On the question of whether trans-women should be seen as women, and able to access female public toilets and changing rooms: YES.
It seems that a lot of the debate about this issue on the interweb takes the form of:
Tweeter A: ‘I believe THIS!’
Tweeter B: ‘Why, how COULD you sink so LOW? When I believe THAT!’
We are getting the adversarial jousting of a law court rather than an attempt to understand people with gender dysphoria.
Although I am a cis-woman I speak with experience of meeting and talking to transgender people, as I supported my spouse through transition and have accompanied her to many social events run by the transgender community. ‘Outskirts’ in Birmingham, the English city where we used to live, was a huge source of support.
Stop for a moment, and inhabit your own body, like on those mindfulness courses. Now imagine that, like Gregor Samsa changing into an insect in Kafka’s Metamorphosis, you have changed in the blink of an eye and been given a new body: that of the opposite sex. A whole new set of societal expectations rise up in front of you like a wall. People – maybe even people close to you, like your family and friends – reject you for not being what you said you were, what you were supposed to be.
People with gender dysphoria express a sense that they have been born into the wrong body. They desperately try to conform to the gender norms set by society while feeling that these are the wrong ones. Eventually they affirm their innate sense of gender and in doing so are able to be content in their own skin. Transition does not happen overnight, nor is it an all-or-nothing process; it is achieved haltingly, fearfully, perhaps incompletely, and with much soul searching along the way. Some don’t make it through transition because it’s just too difficult. Tragically, some choose to end their own lives.
Gender dysphoria is unconnected with sexual orientation and trans people are no more likely to be sexual predators than anyone else. Probably less likely, in fact. Personally, I have always felt very safe around trans people and the LGBT+ community as a whole. In fact in Birmingham it was common to see groups of cis-women on Hurst Street in the gay quarter. Some were lesbians and others were straight women looking for a night out somewhere they felt safe.
The whole scenario that JK Rowling envisages, whereby a man dresses up as a woman in order to access women’s toilets or changing facilities and carry out sexual assault, probably belongs in one of her novels.

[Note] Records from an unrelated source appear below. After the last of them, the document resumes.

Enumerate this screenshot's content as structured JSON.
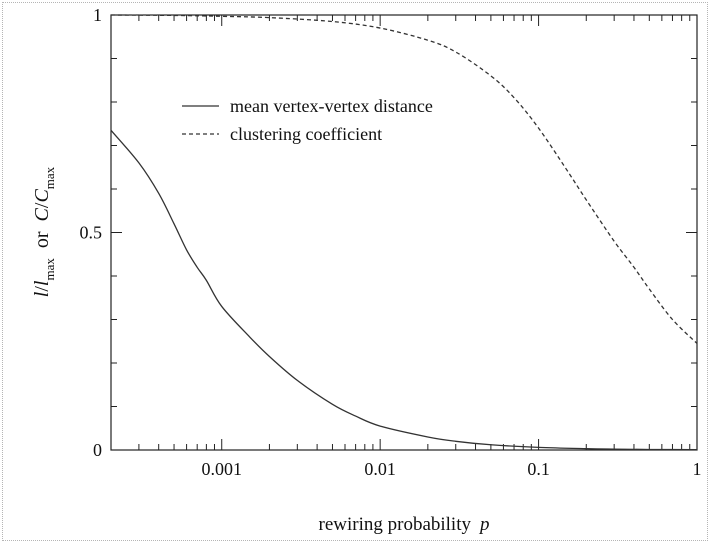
{
  "chart_data": {
    "type": "line",
    "x_scale": "log",
    "xlim": [
      0.0002,
      1
    ],
    "ylim": [
      0,
      1
    ],
    "xticks": [
      {
        "value": 0.001,
        "label": "0.001"
      },
      {
        "value": 0.01,
        "label": "0.01"
      },
      {
        "value": 0.1,
        "label": "0.1"
      },
      {
        "value": 1,
        "label": "1"
      }
    ],
    "yticks": [
      {
        "value": 0,
        "label": "0"
      },
      {
        "value": 0.5,
        "label": "0.5"
      },
      {
        "value": 1,
        "label": "1"
      }
    ],
    "xlabel": {
      "text": "rewiring probability",
      "var": "p"
    },
    "ylabel": {
      "l": "l",
      "l_den": "l",
      "l_sub": "max",
      "or": "or",
      "c": "C",
      "c_den": "C",
      "c_sub": "max"
    },
    "legend_position": "upper-center",
    "series": [
      {
        "name": "mean vertex-vertex distance",
        "style": "solid",
        "x": [
          0.0002,
          0.0003,
          0.0004,
          0.0005,
          0.0006,
          0.0007,
          0.0008,
          0.001,
          0.0015,
          0.002,
          0.003,
          0.005,
          0.007,
          0.01,
          0.02,
          0.03,
          0.05,
          0.1,
          0.2,
          0.3,
          0.5,
          1.0
        ],
        "values": [
          0.735,
          0.66,
          0.59,
          0.52,
          0.46,
          0.42,
          0.39,
          0.33,
          0.26,
          0.215,
          0.16,
          0.105,
          0.078,
          0.055,
          0.03,
          0.02,
          0.012,
          0.006,
          0.003,
          0.002,
          0.0012,
          0.0008
        ]
      },
      {
        "name": "clustering coefficient",
        "style": "dashed",
        "x": [
          0.0002,
          0.0005,
          0.001,
          0.002,
          0.005,
          0.01,
          0.02,
          0.03,
          0.05,
          0.07,
          0.1,
          0.15,
          0.2,
          0.3,
          0.4,
          0.5,
          0.7,
          1.0
        ],
        "values": [
          1.0,
          0.999,
          0.997,
          0.994,
          0.985,
          0.97,
          0.942,
          0.915,
          0.86,
          0.81,
          0.74,
          0.645,
          0.575,
          0.48,
          0.42,
          0.37,
          0.3,
          0.245
        ]
      }
    ]
  }
}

In reality, it is an incredibly drastic step for a man to dress as a woman and go out in public. Running the gauntlet of the neighbours’ spying eyes as they go out means that they often make-up at home but take their outfits with them and get changed in a safe place. Most trans-women, especially on their first outings, are absolutely terrified that a member of the public will notice that they are of male birth gender, or even worse, that they will comment on it. Can you imagine how that would feel – and then how awful, how humiliating it would be, if forced to use the male toilets? Fortunately more and more public facilities are designed to be non-gendered.
So, dear Reader, give trans-women a break. Be grateful if it isn’t happening to you. And if you encounter a trans-woman, please remember to speak of ‘her’ and ‘she’, and be kind.
P.S.
Having ‘e-discussed’ this blog post with friends I just wanted to add that, yes, people can be unsympathetic, but my spouse and I have also experienced warmth and support from many sources: her workplace before we left the UK; her mom; our friends; a sympathetic article in the Irish Times and the supportive reaction from my colleagues here in Ireland after it was published; our neighbours here in Ireland; even the recruitment firm I dealt with when job hunting in Ireland. And when out and about in Ireland, the general public don’t make discourteous comments. If we’re in a bar or a cafe the staff will usually address us as ‘Ladies’ or even ‘Love’. That might be more to do with the high level of good manners here than with any strongly held progressive views!